Vietnam urges greater bird flu vigilence
18/03/2006 - 09:01:32
Vietnam’s prime minister ordered all local governments and ministries to heighten vigilance against bird flu out of fear that some provinces have dropped their guard in the fight against the disease, state-controlled media reported today.
“Some provinces have shown complacency in bird flu prevention and control,” Prime Minister Phan Van Khai said in the telegram sent yesterday, which was published in part in the Labourer newspaper and posted on the Ministry of Health Web site.
It said control over the transport and trade of poultry has loosened, especially across Vietnam’s borders.

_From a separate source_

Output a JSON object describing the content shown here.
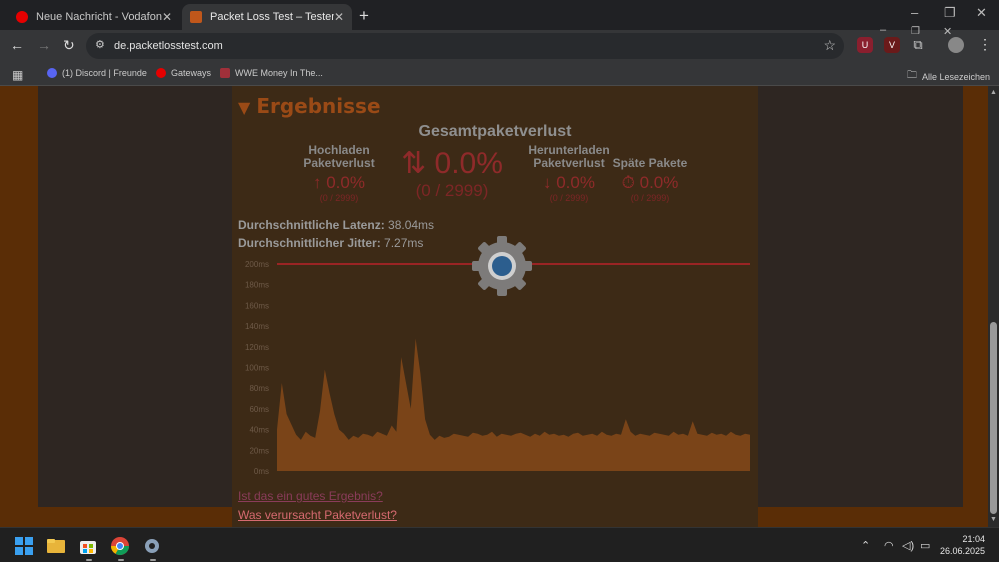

The delay of the 2006 poultry vaccination campaign and weakened controls over slaughtering practices also could increase the risk of bird flu re-emerging, it said.
Khai urged local governments to strive to detect bird flu outbreaks early, disinfect poultry farms and speed up the vaccination campaigns.
The prime minister also ordered customs officials, market inspectors and border guards to tighten cross-border trade of poultry and asked for severe punishment for anyone caught smuggling birds into the country.
Vietnam has reported no bird flu outbreaks over the past three months and no human infection since November.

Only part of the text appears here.